All primers were designed and analyzed with Oligo 4 software (National Biosciences, Inc). Oligo 4 calculates the melting temperature values of a primer by the nearest neighbor method at 50 mm KCl and 250 pm DNA. PCR was performed from human genomic DNA isolated from white blood cells. The PCR mixtures contained a total volume of 25 μl: 50 mm KCl, 10 mm Tris-HCl (pH 8.3), 1.5 mm MgCl₂, 200 μm of each dNTP, 0.5 units of Taq DNA polymerase (Boehringer Mannheim), and 100 ng of genomic DNA. The effects of the annealing temperature were explored extensively during the course of the study. Cycling conditions were otherwise constant. The recommended annealing temperature is ~20°C below the T_m of segment PQ (see guidelines). Additional PCR cycling conditions were denaturation at 95°C for 15 sec, annealing for 30 sec, a 1-min ramp time from the annealing temperature to the elongation temperature, and elongation at 72°C for 2 min. An additional 15 sec of denaturation time was always supplemented during the first cycle of the reaction. Thirty cycles were performed on a Perkin Elmer GeneAmp PCR system 9600. Standard agarose gel electrophoresis with ethidium bromide staining and UV photography with Polaroid 667 film was used to visualize all PCR segments.

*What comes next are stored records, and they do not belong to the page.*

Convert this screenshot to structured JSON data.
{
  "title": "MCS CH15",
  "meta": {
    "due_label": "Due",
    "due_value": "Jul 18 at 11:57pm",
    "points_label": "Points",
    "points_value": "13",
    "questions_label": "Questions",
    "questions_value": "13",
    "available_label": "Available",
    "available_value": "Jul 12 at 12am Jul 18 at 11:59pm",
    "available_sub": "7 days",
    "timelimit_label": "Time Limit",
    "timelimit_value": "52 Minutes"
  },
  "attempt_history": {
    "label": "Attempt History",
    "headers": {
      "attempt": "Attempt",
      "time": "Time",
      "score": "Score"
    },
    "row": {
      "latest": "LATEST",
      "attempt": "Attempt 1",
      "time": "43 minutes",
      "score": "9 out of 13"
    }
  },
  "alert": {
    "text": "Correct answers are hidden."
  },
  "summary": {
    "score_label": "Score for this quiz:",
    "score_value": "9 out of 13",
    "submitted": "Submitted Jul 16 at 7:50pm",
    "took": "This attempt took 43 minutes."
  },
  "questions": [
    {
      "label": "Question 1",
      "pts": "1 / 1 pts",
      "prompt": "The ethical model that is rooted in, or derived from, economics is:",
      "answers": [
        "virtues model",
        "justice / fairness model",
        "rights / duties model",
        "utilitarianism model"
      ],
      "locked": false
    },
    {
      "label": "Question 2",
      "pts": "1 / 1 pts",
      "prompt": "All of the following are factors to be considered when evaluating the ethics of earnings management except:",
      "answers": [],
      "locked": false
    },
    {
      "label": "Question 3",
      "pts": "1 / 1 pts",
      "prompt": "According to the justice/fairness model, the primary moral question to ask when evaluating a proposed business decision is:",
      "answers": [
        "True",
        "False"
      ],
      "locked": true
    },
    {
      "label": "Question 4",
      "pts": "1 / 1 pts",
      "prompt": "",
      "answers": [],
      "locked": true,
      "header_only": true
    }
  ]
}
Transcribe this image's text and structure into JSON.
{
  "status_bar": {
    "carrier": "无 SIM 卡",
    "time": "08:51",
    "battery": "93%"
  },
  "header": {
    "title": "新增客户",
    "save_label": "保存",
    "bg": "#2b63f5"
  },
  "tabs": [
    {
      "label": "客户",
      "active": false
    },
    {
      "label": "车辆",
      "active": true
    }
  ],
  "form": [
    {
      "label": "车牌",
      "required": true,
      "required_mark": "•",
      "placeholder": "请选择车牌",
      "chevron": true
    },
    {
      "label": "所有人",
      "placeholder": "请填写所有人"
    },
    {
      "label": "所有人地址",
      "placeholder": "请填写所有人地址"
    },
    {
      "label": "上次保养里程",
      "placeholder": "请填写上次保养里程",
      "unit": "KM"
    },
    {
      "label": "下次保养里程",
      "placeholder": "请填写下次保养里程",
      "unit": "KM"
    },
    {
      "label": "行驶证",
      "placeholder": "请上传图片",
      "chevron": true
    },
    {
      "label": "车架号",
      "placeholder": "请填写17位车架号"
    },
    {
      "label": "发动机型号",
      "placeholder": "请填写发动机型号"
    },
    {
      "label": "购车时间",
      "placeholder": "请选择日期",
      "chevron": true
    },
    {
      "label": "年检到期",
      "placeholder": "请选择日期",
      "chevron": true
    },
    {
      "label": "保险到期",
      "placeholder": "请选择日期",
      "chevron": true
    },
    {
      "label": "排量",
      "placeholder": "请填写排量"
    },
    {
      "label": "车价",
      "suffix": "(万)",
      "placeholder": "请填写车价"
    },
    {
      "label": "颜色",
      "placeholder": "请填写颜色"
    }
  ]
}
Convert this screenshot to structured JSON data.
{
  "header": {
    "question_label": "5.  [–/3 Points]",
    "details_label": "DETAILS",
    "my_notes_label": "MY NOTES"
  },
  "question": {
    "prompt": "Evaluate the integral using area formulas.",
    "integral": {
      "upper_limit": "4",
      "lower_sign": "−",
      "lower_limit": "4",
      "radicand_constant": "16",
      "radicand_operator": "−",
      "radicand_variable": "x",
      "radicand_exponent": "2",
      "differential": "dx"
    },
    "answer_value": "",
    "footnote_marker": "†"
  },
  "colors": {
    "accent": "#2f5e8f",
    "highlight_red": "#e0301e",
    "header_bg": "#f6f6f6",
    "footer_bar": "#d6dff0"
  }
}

To quantitate PCR yield, PCR was performed with 5 μCi of [α-³²P]dATP per 25-μl reaction (3000 Ci/mmole, Amersham). The reaction was electrophoresed through an agarose gel, dried, and subjected to autoradiography. The PCR yield was quantitated with a PhosphorImager with ImageQuant software (Molecular Dynamics) after a 20-min exposure. The relative PCR yields were quantitated as “random units”, that is, the number of pixels in the PCR band minus the background, indicated as a random unit.

(For further information, see Guidelines for Primer Design and Strategy of Optimizing Bi-PASA, above.)